The threat isn’t hypothetical—recent history offers sobering examples like the SolarWinds breach in 2020, where attackers compromised software updates that reached approximately 18,000 organizations, including critical U.S. government agencies. More recently, the 2023 3CX incident saw threat actors poison a widely-used VoIP application’s official update channel, demonstrating how supply chain compromises continue to evolve.

Nation-state actors, especially from countries with sophisticated cyber capabilities, are actively probing these supply chain vulnerabilities. Jenkins notes this systematic targeting of software companies, explaining how compromised components or updates could cascade through interconnected systems. Many products today contain software elements that automatically update from various global sources, creating complex dependencies that can pose thorny cyber risks.
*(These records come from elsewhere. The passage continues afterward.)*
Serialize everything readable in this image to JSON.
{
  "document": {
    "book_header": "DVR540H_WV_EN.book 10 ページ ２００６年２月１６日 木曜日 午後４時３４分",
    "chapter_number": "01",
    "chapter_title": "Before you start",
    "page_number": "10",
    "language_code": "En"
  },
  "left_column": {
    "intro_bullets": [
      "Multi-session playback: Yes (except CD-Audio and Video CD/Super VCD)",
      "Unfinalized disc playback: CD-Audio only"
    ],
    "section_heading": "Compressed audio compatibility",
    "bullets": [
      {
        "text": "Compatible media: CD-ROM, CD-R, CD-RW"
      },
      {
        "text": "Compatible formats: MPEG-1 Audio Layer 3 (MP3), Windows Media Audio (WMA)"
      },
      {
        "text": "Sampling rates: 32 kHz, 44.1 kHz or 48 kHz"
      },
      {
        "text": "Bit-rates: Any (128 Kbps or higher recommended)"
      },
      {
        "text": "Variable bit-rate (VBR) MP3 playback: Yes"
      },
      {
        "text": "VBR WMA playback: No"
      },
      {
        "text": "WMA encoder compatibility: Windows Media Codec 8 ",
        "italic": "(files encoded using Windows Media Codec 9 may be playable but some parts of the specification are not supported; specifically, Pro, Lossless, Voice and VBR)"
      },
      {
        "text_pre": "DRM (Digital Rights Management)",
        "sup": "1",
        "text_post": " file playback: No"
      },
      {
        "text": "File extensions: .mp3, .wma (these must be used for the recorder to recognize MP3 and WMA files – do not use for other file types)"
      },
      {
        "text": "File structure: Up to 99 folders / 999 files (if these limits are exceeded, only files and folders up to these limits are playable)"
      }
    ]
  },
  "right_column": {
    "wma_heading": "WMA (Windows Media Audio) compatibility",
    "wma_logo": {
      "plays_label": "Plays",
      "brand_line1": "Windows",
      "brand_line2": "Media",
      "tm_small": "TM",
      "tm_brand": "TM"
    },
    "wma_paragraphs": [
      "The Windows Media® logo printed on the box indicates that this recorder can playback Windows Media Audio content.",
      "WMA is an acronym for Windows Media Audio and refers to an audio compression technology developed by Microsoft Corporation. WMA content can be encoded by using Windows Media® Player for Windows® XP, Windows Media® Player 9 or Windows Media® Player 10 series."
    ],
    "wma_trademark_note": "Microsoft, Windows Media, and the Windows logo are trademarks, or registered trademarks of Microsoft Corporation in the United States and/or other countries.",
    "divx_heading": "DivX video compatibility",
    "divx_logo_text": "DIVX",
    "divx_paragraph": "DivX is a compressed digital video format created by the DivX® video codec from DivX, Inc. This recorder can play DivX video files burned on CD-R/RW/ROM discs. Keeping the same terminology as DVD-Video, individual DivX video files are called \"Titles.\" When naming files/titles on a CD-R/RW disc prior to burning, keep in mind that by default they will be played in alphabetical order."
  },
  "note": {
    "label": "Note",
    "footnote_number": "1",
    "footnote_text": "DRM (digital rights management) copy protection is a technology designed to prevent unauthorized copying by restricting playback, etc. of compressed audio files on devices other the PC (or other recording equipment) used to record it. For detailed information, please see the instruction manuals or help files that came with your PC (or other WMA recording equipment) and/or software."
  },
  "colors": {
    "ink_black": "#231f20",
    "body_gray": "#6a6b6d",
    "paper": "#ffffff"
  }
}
Worse yet, the global code-sharing culture—while a productive boon on the one hand—also offers a massive hunting ground for adversaries. A single malicious commit to an open-source repository can quickly propagate into critical enterprise systems.

Endgame or new beginning?

For a smaller business that gets hit by ransomware, Jenkins says, “most likely, in 98% of cases, you’re going to survive that.” But for software and product companies that inadvertently infect their entire customer base?

In the end, if you don’t want to be the next 10 p.m. “emergency conference call” horror story, security can no longer be an afterthought. It’s your best shot at thriving in an era when even a frantic voice on the other end of the line may never have actually belonged to a human being.